Zwei Tage später machen sie mich zum Dnewalny: Roma Nowikow, der Sawchos der oberen Quarantäne, holt mich ab und wir gehen zusammen ins Büro des Ermittlers – das ist damals Hauptmann Michail Lwowitsch Stepanow. Er sagt, ich sei jetzt ihr Mann, er werde mir helfen und dann würde „alles gut“ werden. Er sagt, ich müsse dem Sawchos Kurban nun bei allem helfen: Leute schlagen und ****** [vergewaltigen], wenn nötig. Ich habe keine andere Wahl, als ihm zu gehorchen. Das war im Juni 2018.
Als ich Besuch von meinem Anwalt Schamil [Meshijew] bekomme, ruft man mich ins Lagerbüro und will wissen, warum ein Anwalt zu mir gekommen ist und was ich ihm sagen würde. Ich antworte, er sei nur wegen meiner Strafsache gekommen. Dann muss ich versprechen, dass ich nichts über das Lager sagen werde, nur dass alles gut sei und es mir gut gehe. Nur so kann ich mit meinem Anwalt sprechen, die Gespräche werden aufgezeichnet.
Dann bringt uns Roma Nowikow einen Typen aus Block fünf, besser gesagt zwei: einen Tadshiken und einen Armenier. Die beiden haben sich über irgendwas gestritten und eine Schlägerei angefangen. Sie bringen den Armenier in die Kompaniekammer, dort warten wir schon: ich, Bolschoi, Bely und der Sawchos Kurban. Er muss sich auf den Stuhl setzen, wir stehen dahinter. Der Sawchos befragt ihn zu der Schlägerei, das Gespräch dauert etwa fünf Minuten. Dann gibt uns Kurban ein Zeichen mit dem Blick, wir werfen ihn zu Boden, fesseln seine Hände und Füße, Bely setzt sich auf seinen Rücken, biegt die gefesselten Arme zurück und zieht ihm die Hose runter.
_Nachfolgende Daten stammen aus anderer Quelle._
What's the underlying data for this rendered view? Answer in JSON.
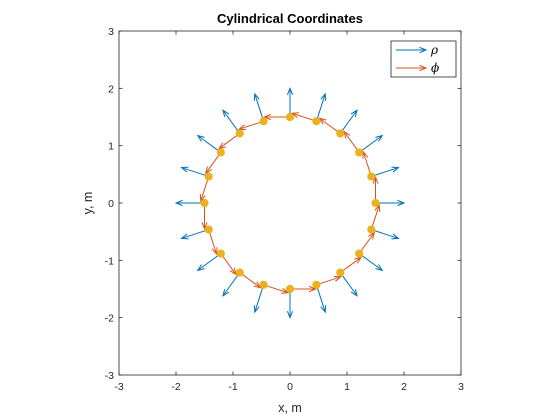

Ich trete auf das Seil, mit dem die Füße zusammengebunden sind, Bolschoi schlägt ihm mit dem Knüppel auf die Fußsohlen, erst auf die eine, dann die andere und prügelt ihm den ganzen Hintern weich. Es wird laute Musik aufgedreht, da kommt Roma Nowikow, setzt sich hin und raucht eine, während wir den anderen schlagen. Ich versuche es ein paar Mal, aber ich verfehle die Fußsohlen. Also wechseln sich die beiden anderen ab, ich halte ihn nur fest, weil er schreit und nach seiner Mutter ruft. Dann kommt der Ober-Sawchos rein – sowas wie der Lager-Boss, er heißt Tocha – und schlägt ihm auf den Brustkorb, dahin, wo die Lunge ist. Der Armenier weint, fleht unter Tränen um Gnade, sagt, er habe alles verstanden. Als er danach aufsteht, ist sein Hintern riesig. Er war auch schon als er die Hose auszog lila und dreimal so groß wie normal gewesen, auch die Fußsohlen waren bereits geschwollen. Drei Tage danach kann der Armenier immer noch nicht laufen, er bekommt Bettruhe verordnet: Seine Füße schwellen immer weiter an, unter der Haut sammelt sich Wasser.
Wie aus Iwan Fomins Brief hervorgeht, erliegt der armenische Verurteilte später den Folgen der Schläge.
Im Juli 2018 berichtet die Novaya Gazeta vom Tod des 33-jährigen Gor Owakimjan, der in der Kolonie IK-6 in Melechowo seine Haftstrafe verbüßte. In den Unterlagen heißt es, er sei im Krankenhaus an einer doppelseitigen Lungenentzündung gestorben, aber die Familie des Opfers behauptet, auf seinem Körper seien Folterspuren zu sehen gewesen. Der Regionalsender Zebra TV berichtet, gegen die Gefängnisärzte werde wegen fahrlässiger Tötung aufgrund von unterlassener Hilfeleistung ermittelt (Absatz 2 Artikel 109 StGB).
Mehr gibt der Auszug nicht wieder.